If the author accordingly is dialoguing with this mirage in his fiction, then it will also entail the reader does the same. The author and reader constantly dialogue together through the book,  as the levels of its 'reality' shift and mutate, as the language and perspectives on offer are constantly being redefined between the two of them.

This is unlike the vast majority of books which lead the reader passively through a constructed story. No matter how much the reader's imagination is engaged in following the author's carefully laid out trail, the book does not change in its essence. It does not take on a life of its own outside of the story being read. There may be twists and unexpected turns, but how much is the reader determining these? These beautifully crafted, self-confident yarns leave no room for doubt, even if the ending is left open or ambiguous. It is done so artfully. The implication behind such crafted stories is that the world is and has to be exactly as is portrayed in the book and by this I don't mean the real world, merely the world described in the book. The author is in absolute control of the world he builds, creates every detail and knows even the workings of things not referenced in the book at all.

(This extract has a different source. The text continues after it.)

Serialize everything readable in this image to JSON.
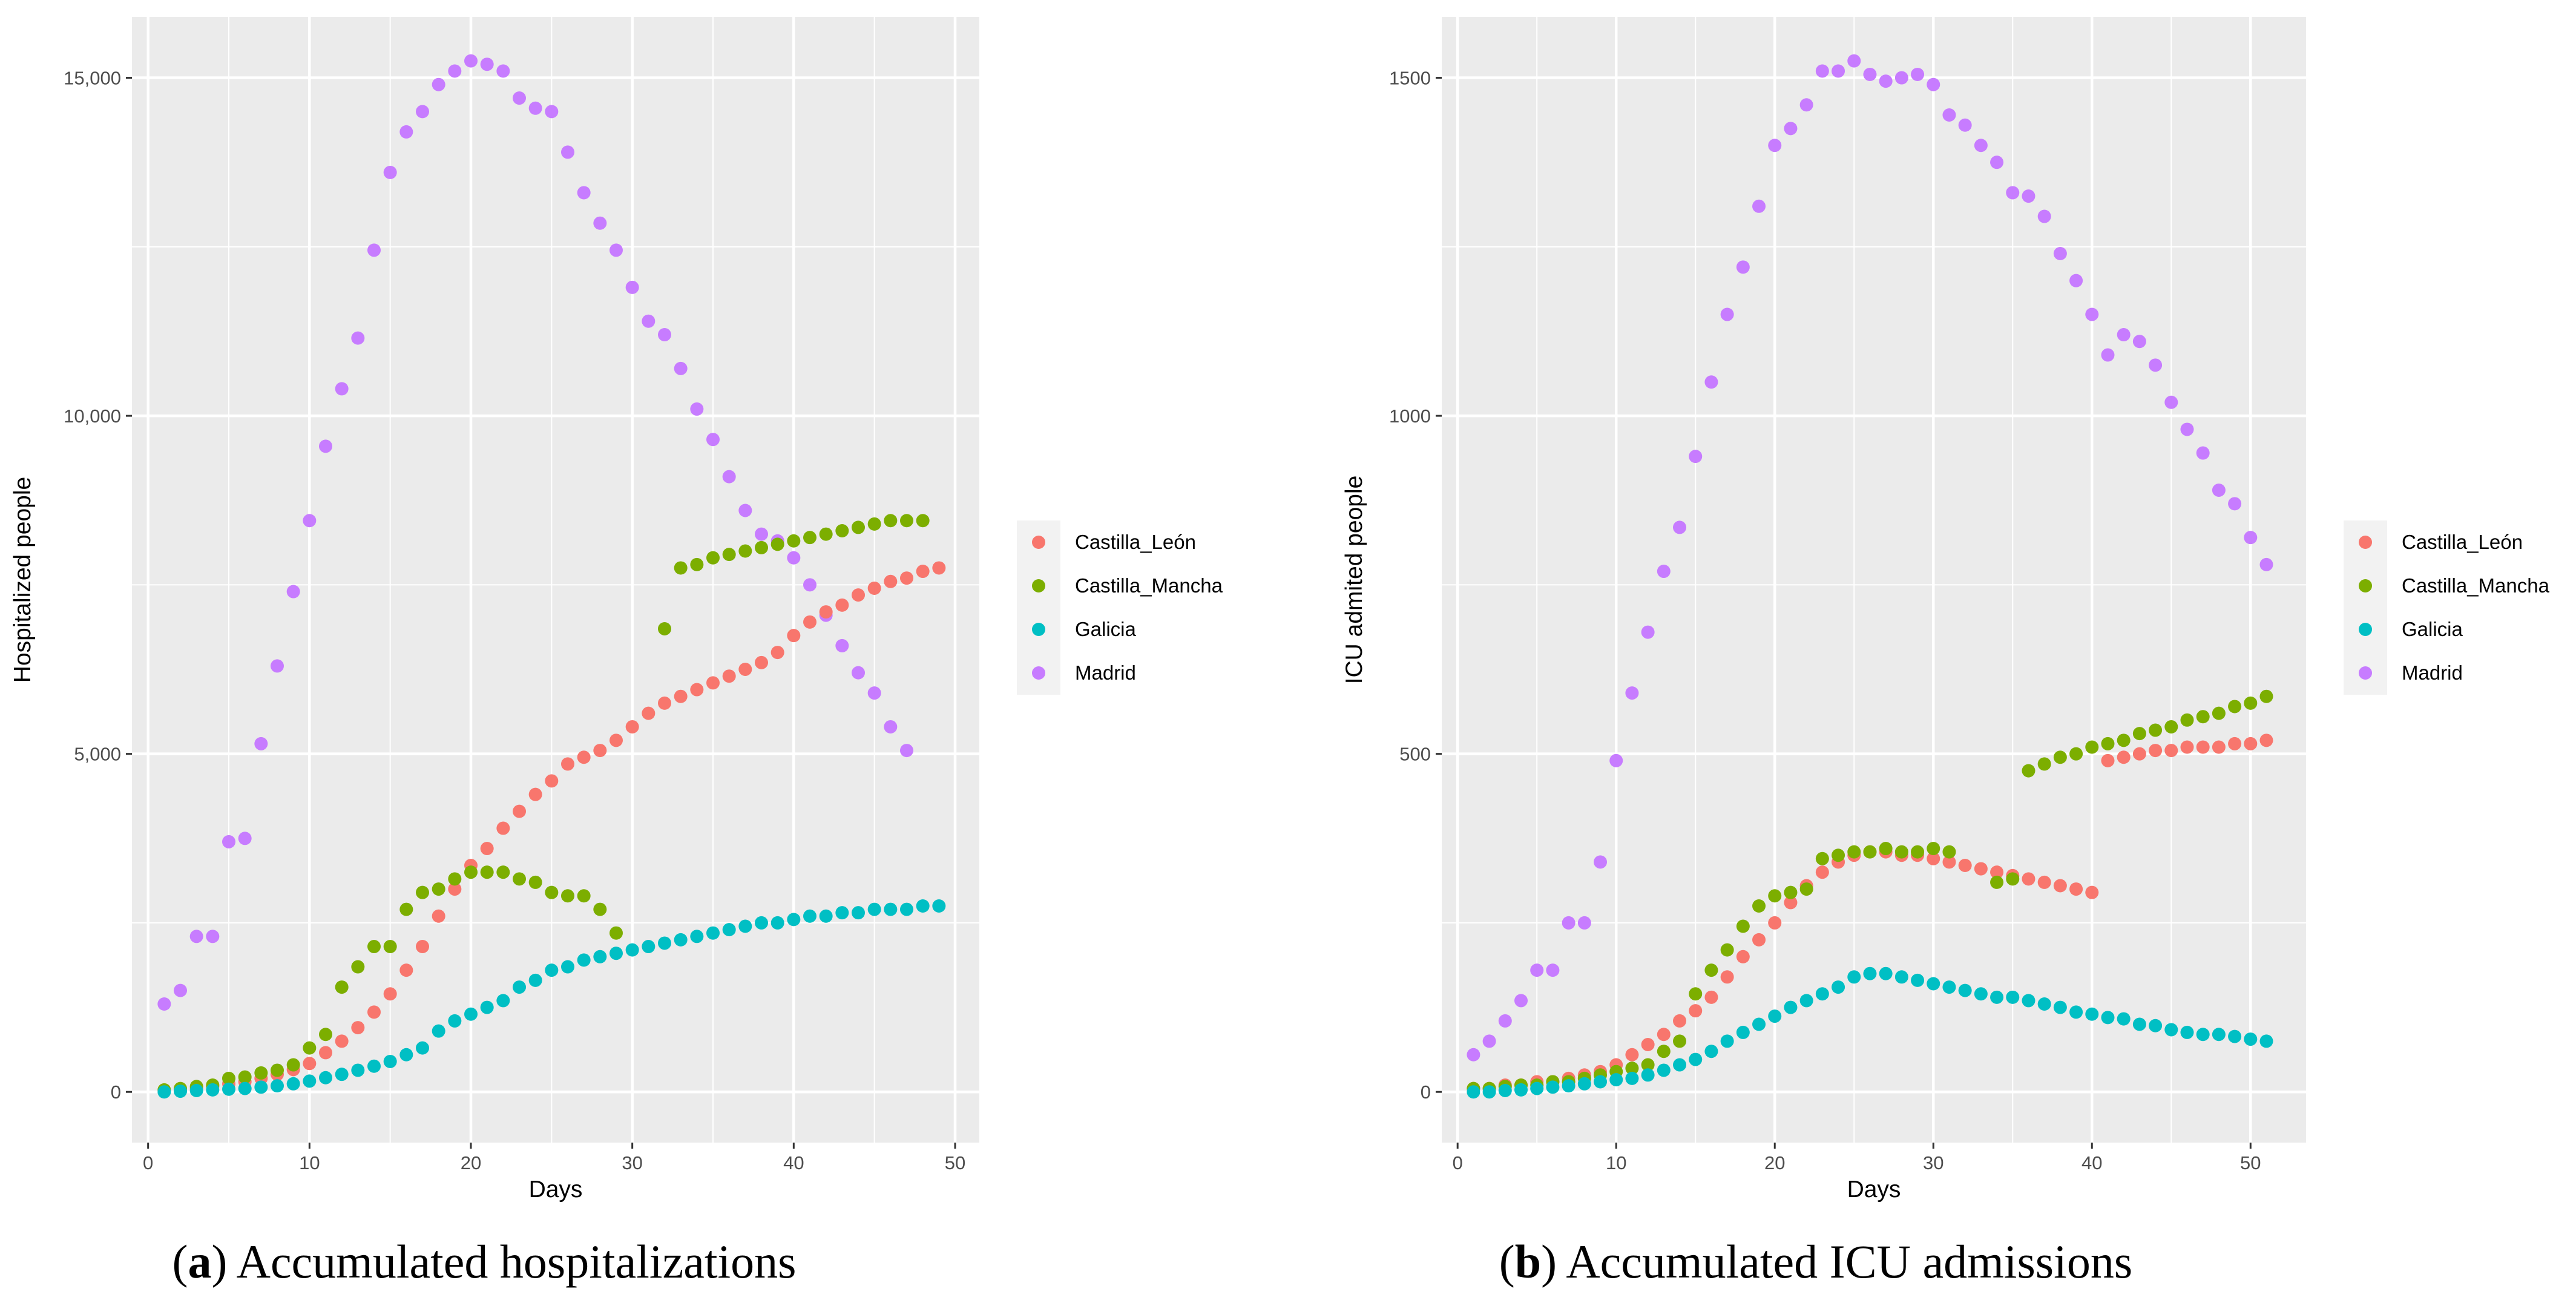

Nowhere is there room for fictional scepticism to be chipping in. That although say a city or a planet is described, the reflexivness of the writing pulls against that surety at the same time (one example where the author does this is Stanislau Lem's "Solaris". Kafka's work though more mundane in setting also had this pull-me, push-you dynamic). Instead the world of the yarn book is established by the author to facilitate the plot. It can't heave loose threads that might unravel it. It must be hermetically sealed within the world of the novel, narrators can't be picking holes in it unless it's a "Matrix" type scenario being written about. The world is great or terrible and the hero reacts accordingly, but the world is unquestionable and unbreakable even if the hero manages to effect some sort of regime change within it. We cannot be so certain about the workings of our own world. Fiction perhaps ought to reflect that tremulous doubt in our own minds in its presentations. Authors who start from a postion of confessing their own relative ignorance about the nature of reality, will produce very different novels from those who either feel they have an excellent grip on the nature of reality, or deny any need to bother trying to comprehend it.



5 comments:

Anne Stormont said...

An excellent essay, Marc. Good comparison with visual art's evolution. A stimulating read for the old brain.
I do agree about the need to recognise our own subjective and tenuous grip on reality - and it's that bewilderment and cause/pause for thought that makes us and our lives so fascinating - and gives fiction its infinite possibilities.

Katherine Hajer said...

I really enjoyed this. Truth be told, nothing irritates me so much as a novel lauded for its "realism". Usually it's only describing the reality of a privileged subset. An acknowledgement of fiction seems more authentic to me.

Anonymous said...

Two words:
Bloody. Brilliant.

John J. Hohn said...

Very thought provoking, brilliant essay. I have copied portions of it to reread for time to time.

Robyn McIntyre said...

Yes, our understanding of reality does tend to go in and out of focus, though I think less like a mirage and more like a camera. What we choose to see and understand becomes sharp and everything on the periphery becomes blurry. This is both a plus and a minus in living. But as marvelous as our brains are, there is no way any one of them could possibly behold reality in all its awful awesomeness. The most we can do is acknowledge that reality exists, but we are forever outside of it, though it holds us fast. To play with reality in fiction and in prose remains a experiment, an exercise, for which of us can even comprehend another's reality in it's totality - even a made-up one?